# NYU or not?



## CJay3113 (Dec 31, 2008)

So I'm being hounded by my folks to go to school. They think I'm wasting my 20s away by doing nothing. "Whatever" is what I usually tell them as I quietly curse them out. College is something that I've never even thought about until this past year. I daydream about having the perfect career where I'm actually happy to get out of bed. But then I think about how college is the step into that direction and I freeze up. I thought I was done with the whole being in a classroom bit. I know I can take some courses online, but I'd still have to dedicate long hours of studying, which doesn't interest me. I like doing my own thing. Music is what matters to me, along with film. That's where NYU comes in.
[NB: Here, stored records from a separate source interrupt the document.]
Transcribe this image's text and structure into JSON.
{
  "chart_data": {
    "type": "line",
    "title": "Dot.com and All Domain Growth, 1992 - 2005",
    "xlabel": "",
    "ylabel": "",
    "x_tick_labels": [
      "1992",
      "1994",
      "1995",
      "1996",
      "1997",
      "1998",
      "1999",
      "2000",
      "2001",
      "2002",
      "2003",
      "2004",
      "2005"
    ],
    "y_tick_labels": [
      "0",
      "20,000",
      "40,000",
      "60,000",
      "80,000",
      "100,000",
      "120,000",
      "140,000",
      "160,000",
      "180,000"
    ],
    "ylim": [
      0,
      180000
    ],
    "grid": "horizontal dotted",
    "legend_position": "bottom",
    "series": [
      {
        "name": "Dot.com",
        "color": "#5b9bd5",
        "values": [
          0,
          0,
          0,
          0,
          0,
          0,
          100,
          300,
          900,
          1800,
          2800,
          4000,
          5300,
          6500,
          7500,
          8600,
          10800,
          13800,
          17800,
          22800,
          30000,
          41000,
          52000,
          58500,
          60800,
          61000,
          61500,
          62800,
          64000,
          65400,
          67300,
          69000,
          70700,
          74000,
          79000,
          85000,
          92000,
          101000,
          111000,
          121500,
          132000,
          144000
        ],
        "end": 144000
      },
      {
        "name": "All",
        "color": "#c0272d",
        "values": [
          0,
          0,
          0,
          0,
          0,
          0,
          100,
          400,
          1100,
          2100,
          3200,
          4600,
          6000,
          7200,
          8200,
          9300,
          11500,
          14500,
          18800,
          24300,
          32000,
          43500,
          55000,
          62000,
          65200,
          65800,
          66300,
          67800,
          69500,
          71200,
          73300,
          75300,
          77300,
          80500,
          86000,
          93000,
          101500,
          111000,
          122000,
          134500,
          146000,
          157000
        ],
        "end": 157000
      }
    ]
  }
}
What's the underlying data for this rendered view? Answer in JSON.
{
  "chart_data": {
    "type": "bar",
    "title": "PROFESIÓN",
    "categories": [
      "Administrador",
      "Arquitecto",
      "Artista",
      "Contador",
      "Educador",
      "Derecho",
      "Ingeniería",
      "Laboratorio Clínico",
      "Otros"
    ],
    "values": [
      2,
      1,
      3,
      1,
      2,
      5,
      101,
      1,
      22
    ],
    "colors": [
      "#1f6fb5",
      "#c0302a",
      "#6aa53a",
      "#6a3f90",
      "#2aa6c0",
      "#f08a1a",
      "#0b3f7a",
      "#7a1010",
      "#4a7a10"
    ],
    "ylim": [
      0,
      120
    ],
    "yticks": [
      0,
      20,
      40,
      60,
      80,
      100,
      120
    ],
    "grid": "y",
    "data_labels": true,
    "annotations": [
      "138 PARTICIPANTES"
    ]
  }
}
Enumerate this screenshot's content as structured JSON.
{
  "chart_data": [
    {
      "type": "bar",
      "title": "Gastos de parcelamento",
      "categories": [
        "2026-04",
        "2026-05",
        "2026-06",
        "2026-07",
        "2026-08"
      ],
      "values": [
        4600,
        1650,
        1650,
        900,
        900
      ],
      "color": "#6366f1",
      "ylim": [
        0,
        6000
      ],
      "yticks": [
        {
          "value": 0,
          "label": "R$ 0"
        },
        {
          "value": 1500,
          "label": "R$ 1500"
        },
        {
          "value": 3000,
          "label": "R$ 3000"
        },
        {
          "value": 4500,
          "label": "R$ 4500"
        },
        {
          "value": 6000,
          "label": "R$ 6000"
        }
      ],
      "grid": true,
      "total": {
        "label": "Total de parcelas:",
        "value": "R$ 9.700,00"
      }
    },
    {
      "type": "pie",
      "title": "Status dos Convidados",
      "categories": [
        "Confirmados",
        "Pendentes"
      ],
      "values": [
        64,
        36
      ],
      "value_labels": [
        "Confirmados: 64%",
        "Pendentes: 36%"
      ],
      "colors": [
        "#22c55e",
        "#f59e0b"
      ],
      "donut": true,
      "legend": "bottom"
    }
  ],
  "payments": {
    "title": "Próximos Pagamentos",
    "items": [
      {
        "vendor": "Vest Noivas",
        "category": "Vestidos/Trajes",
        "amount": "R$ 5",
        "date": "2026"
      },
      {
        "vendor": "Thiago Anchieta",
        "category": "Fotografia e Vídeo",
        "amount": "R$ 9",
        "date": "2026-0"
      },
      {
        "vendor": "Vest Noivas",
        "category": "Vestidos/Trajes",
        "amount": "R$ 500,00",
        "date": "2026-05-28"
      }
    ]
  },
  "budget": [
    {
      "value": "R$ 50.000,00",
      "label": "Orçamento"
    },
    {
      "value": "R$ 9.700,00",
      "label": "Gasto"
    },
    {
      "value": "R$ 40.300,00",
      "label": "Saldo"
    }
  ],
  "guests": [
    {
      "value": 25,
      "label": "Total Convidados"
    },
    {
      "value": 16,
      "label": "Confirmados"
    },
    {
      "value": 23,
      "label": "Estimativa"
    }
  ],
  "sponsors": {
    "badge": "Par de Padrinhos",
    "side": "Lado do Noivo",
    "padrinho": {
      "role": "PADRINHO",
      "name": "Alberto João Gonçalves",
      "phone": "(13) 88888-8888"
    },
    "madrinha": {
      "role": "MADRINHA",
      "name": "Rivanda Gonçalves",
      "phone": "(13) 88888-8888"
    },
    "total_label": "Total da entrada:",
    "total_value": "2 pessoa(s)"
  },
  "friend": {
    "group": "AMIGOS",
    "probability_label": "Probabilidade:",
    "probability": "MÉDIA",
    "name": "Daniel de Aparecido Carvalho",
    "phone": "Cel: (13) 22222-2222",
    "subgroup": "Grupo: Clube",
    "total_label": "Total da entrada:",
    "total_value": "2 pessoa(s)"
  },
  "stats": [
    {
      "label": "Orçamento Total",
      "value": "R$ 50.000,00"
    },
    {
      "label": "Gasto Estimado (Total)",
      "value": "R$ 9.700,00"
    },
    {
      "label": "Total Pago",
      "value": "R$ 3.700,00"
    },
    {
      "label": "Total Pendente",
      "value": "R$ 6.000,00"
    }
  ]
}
New York University has been on my mind as of late. And I don't even know my true reasons for wanting to go there. It's a simple train ride into the city, but part of me just wants the prestige that comes with it. However, another part knows that this school can provide me with everything that I'm looking for. I never thought I would get into a good school and I have a feeling I may not even get into NYU. So why try? That's the shit I'm trying to work out. There's no point in setting myself up for a failure that I know is coming. They're going to look at my poor high school attendance records and shrug me off right away. I had a habit of going to school 3 days a week and I know that I'd do the same in college, which would be wasting money. I imagine they're looking for highly ambitious people to fill up their classes. But I have read that they even decline the overly qualified people, which gives me a chance. Yet I'm losing interest in college as I'm trying to type this. I don't know what I'm trying to say or even what I'm hoping for. I might be giving up and using my 30s to complain about the exact same dilemma.


----------



## Happy (Oct 10, 2008)

Tell you what buddy, if you don't want to go to college get a job and get out of your parents house. Its the best decision ever!


----------